Let’s face it. Despite all of the digital realm’s advances, it’s often the simplest and most efficient way to keep our information bits together on our computer. As a designer, a consultant, and a business owner, I’ve experimented with many different organizational options, both online and OS-installed, and it always comes down to this – no one system has been flexible enough to meet every information need other than a simple file (for me, written or stored in TextEdit) or my own personal blog database. Traditional software like Office are clunky and bore me with their slow start-ups, dated paradigm, and overloaded interfaces. OSX software programs are light years ahead of of Microsoft, but they often lack integration with my web life. New web-based apps (Basecamp, del.icio.us, Flickr, and others) are much more specialized, up to date and flexible, but there’s a definitely a disconnect in assuming I can always be online to access my own info-bits.
The other disconnect that occurs in my mental map is the overlap between various info-bits. On my computer, Tiger’s new Spotlight search definitely attempts to solve this problem by searching through file names and the content of the files themselves. So if I look for “new york city,” search results will include files with those keywords as well as any documents where I’ve used those words.

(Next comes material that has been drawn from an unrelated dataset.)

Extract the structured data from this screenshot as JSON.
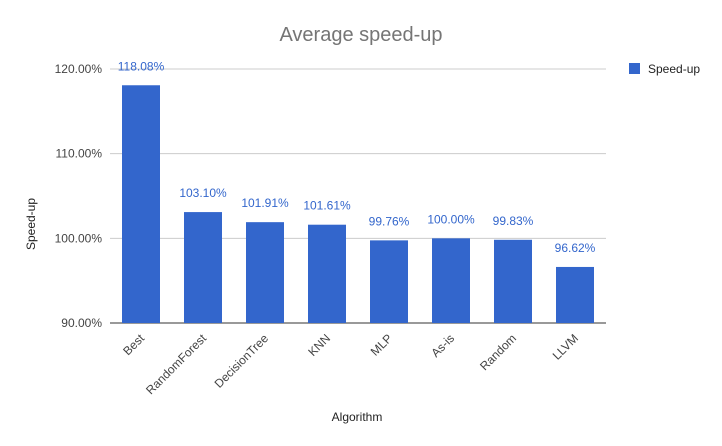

But what if I’ve also stored notes about upcoming exhibits in New York City in my Backpackit page online, or I have 515 photos tagged NYC on Flickr? I have to make my own associations in other ways (more text files to keep notes) or just let them exist as separate spheres of information – not sortable or comparable other than in my own head.
Of course, in this age of info-bit overload, even one huge text file isn’t going to suffice. As Giles writes, “I tried it. It wasn’t easy. While it’s sort-of comforting to know that you have everything you need at your disposal, it’s also a little daunting. Where did I leave that half-finished snippet of writing about such-and-such? I hope I can find it somewhere in this 4,000-line file…”
So how do we manage the steady stream of information flowing to us from both the online and offline world? A friend of mine has more than 500 feeds in his RSS reader. The popular blog community Livejournal has more than 7 million users with over 10,000 posts per hour. A recent story from BBC News says that “one blog is added to the blogosphere every second… A new blog is created about every second, there are over 80,000 created daily. About 55% of all blogs are active, and that has remained a consistent statistic for at least a year.”
With this amount of data, people’s desire for integrated information tools will only continue to grow at the same phenomenal rate.
- Neil Hinrichsen on September 30, 2005 at 03:00 AM:
I feel your pain! I have also battled to find ways of organising a deluge of information. Here’s what works for me:
Treepad outliner – for all my notes on a book I’m writing, in one database, and everything else in my life in another database.
Net Snippets – allows me to instantly cut whole pages, just snippets, or just links to Web pages; stores them as HTML files in a file folder structure, so accessible to other applications, including Google desktop search. Basic version is free. Invaluable.
- Emily on September 30, 2005 at 05:07 AM:
Neil, thanks for the tips! Look forward to trying those out.